Композитор Софья Губайдулина /Передача 3/

1712

Здравствуйте, дорогие радиослушатели! Мы продолжаем цикл передач о творчестве композитора Софии Губайдулиной. В третьей передаче вы услышите рассказ о значимости символа Креста в творчестве, откуда композитор черпает энергию, о человеке. У микрофона София Асгатовна Губайдулина.

София Губайдулина: Вот я припоминаю свое детство. Там не было ничего, что могло привлекать ребенка. Это была бедность, бедная семья. Представьте себе – отец -инженер. Это самый бедный слой населения, у нас. В голодные годы семья инженера, ну, конечно это очень бедно. Это голод, постоянные нехватки, никаких не может быть даже разговоров, чтобы купить игрушки, или книжки, или что-нибудь интересное. Или, например, поехать летом в деревню отдыхать, то, что для детей могло быть разнообразием. Вот этого ничего не было, абсолютно серая неинтересная жизнь. Казалось бы, нет никаких карт для ребенка, для развития. И что же получилось? Я отлично помню эти моменты, когда вот дом, вот двор, ни одного кустика нет, ни травки во дворе. Тоска по зеленому, по дереву. Тоска настоящая. И вот в этот момент вся фантазия ребенка оборачивается вдруг в небо. Я сижу в этом голом дворе, где посередине двора помойка, больше ничего нет для воображения ребенка. И я смотреть в небо и начинаю жить там.

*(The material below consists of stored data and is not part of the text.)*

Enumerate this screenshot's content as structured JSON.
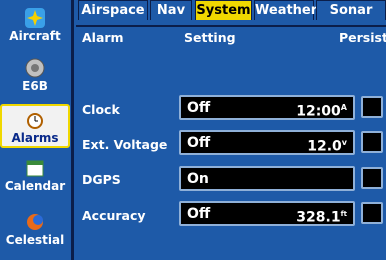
{
  "sidebar": {
    "items": [
      {
        "label": "Aircraft",
        "icon": "aircraft-icon"
      },
      {
        "label": "E6B",
        "icon": "e6b-icon"
      },
      {
        "label": "Alarms",
        "icon": "alarm-clock-icon",
        "active": true
      },
      {
        "label": "Calendar",
        "icon": "calendar-icon"
      },
      {
        "label": "Celestial",
        "icon": "celestial-icon"
      }
    ]
  },
  "tabs": [
    "Airspace",
    "Nav",
    "System",
    "Weather",
    "Sonar"
  ],
  "active_tab": "System",
  "columns": {
    "alarm": "Alarm",
    "setting": "Setting",
    "persist": "Persist"
  },
  "rows": [
    {
      "label": "Clock",
      "setting": "Off",
      "value": "12:00",
      "unit": "A"
    },
    {
      "label": "Ext. Voltage",
      "setting": "Off",
      "value": "12.0",
      "unit": "v"
    },
    {
      "label": "DGPS",
      "setting": "On",
      "value": "",
      "unit": ""
    },
    {
      "label": "Accuracy",
      "setting": "Off",
      "value": "328.1",
      "unit": "ft"
    }
  ],
  "colors": {
    "background": "#1e5aa8",
    "active_tab": "#f0d800",
    "field": "#000000"
  }
}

Земля абсолютно исчезает, и ты идешь по небу дальше. Этот момент совершенно неповторимый – идти по небу. Причем это происходило действительно от бедности, но это было такое богатство.

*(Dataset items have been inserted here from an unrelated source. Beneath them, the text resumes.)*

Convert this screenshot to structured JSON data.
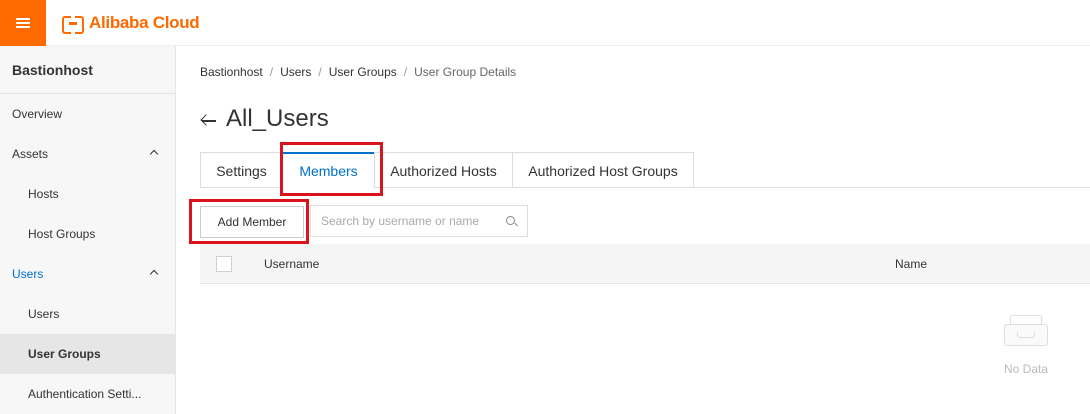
{
  "header": {
    "brand": "Alibaba Cloud"
  },
  "sidebar": {
    "title": "Bastionhost",
    "items": [
      {
        "label": "Overview"
      },
      {
        "label": "Assets"
      },
      {
        "label": "Hosts"
      },
      {
        "label": "Host Groups"
      },
      {
        "label": "Users"
      },
      {
        "label": "Users"
      },
      {
        "label": "User Groups"
      },
      {
        "label": "Authentication Setti..."
      }
    ]
  },
  "breadcrumb": {
    "items": [
      "Bastionhost",
      "Users",
      "User Groups",
      "User Group Details"
    ],
    "separator": "/"
  },
  "page": {
    "title": "All_Users"
  },
  "tabs": [
    {
      "label": "Settings"
    },
    {
      "label": "Members"
    },
    {
      "label": "Authorized Hosts"
    },
    {
      "label": "Authorized Host Groups"
    }
  ],
  "toolbar": {
    "add_member_label": "Add Member",
    "search_placeholder": "Search by username or name"
  },
  "table": {
    "columns": [
      "Username",
      "Name"
    ],
    "rows": [],
    "empty_text": "No Data"
  },
  "colors": {
    "brand": "#ff6a00",
    "link": "#0070cc",
    "highlight": "#d9141d"
  }
}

У меня ведь отец татарин, чисто восточный человек и очень молчалив. Он много думает, но очень редко говорит. Геодезист. Меня брал с собой, я ему тащила реечки, помогала. Долго, долго мы идем, два, три часа и он абсолютно молчит, никаких разговоров нет. И это был для меня такой важнейший опыт взаимоотношения с отцом. Больше у меня не было такого опыта, более сильного, общения бессловесного, общения сущностного.

Дело в том, что, когда я начинала учиться в музыкальной школе, в нашей квартире появился инструмент. И это было не пианино, это был рояль. Это для меня играло существенную роль. Рояль с его поднятой крышкой, чисто акустически это тоже очень благодатно. Ведь можно сесть под рояль, слышать эту акустику совершенно необыкновенную. Играть на струнах, играть на клавиатуре. Столько разных возможностей.

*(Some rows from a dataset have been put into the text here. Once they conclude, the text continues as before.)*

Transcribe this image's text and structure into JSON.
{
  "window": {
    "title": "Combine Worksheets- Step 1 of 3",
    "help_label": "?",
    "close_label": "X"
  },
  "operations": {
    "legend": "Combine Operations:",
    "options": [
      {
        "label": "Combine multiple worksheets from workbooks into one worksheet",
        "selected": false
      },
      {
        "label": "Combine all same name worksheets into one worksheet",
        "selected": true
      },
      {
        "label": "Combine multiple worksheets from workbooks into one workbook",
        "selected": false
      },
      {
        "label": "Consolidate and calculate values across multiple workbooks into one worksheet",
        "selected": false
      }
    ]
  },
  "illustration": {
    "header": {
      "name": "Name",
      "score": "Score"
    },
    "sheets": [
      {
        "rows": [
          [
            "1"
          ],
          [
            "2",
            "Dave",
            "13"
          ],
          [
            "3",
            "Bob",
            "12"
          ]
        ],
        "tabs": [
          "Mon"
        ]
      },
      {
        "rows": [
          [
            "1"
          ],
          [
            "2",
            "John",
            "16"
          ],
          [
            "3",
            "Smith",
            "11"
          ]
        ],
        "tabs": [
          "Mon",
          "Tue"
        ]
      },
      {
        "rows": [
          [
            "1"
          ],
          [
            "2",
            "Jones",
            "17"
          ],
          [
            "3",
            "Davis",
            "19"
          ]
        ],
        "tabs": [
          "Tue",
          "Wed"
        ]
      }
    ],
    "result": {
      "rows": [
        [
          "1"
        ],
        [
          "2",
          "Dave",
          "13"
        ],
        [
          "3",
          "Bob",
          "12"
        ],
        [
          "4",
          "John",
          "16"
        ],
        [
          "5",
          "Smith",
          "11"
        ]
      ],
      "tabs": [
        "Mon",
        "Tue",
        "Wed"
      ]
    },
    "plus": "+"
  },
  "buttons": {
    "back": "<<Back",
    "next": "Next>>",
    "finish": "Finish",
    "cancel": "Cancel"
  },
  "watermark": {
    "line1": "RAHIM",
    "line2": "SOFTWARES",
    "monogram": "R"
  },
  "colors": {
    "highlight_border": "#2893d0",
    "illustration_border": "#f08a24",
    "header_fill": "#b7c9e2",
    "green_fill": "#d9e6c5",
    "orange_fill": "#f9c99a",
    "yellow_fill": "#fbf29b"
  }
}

А потом оказалось, что, когда я прихожу в музыкальную школу к учительнице, то я получаю пьески, которые надо выучить, это в две октавы, бедные очень по звуку сравнительно с теми возможностями, которые представляет инструмент. И от этой бедности, опять-таки, я получила желание, ну, раз человечество так скудно, я буду сама сочинять.

Я знала, что меня ожидает труд ночами. И умоляла Бога, чтобы дал мне это - путь я буду сколько угодно работать.

Мой дед был мулла. Глубоко религиозный человек и очень большой ум, он переводил Коран на разные языки, это была такая татарская интеллигенция. Но отец был уже технократом, он получил образование техническое и был прямо противоположных убеждений, чем его отец. То есть сын как бы восставал против своего отца и был антирелигиозным человеком и сейчас он не желает ничего знать о религии. Но, поскольку религия была вообще нежелательным явлением в нашей стране в то время, то и мать тоже старалась об этом не говорить и не поощрять ничего.

И потом, когда мне было лет пять, мы приехали в какую-то деревню и оказались в доме религиозной женщины. У нее была икона Иисуса Христа Спасителя, в углу. И я узнала Его. Я узнала Бога, я узнала Христа.

Я была тогда неопытной, и показала вид, и родители пришли в страшный ужас, что я религиозный человек. И с тех пор я поняла, что это запретно и весь свой психологический опыт стала скрывать от взрослых людей. Но он у меня жил этот опыт религиозный.

Музыка тогда как-то естественно слилась с религией, звук для меня стал сакральным.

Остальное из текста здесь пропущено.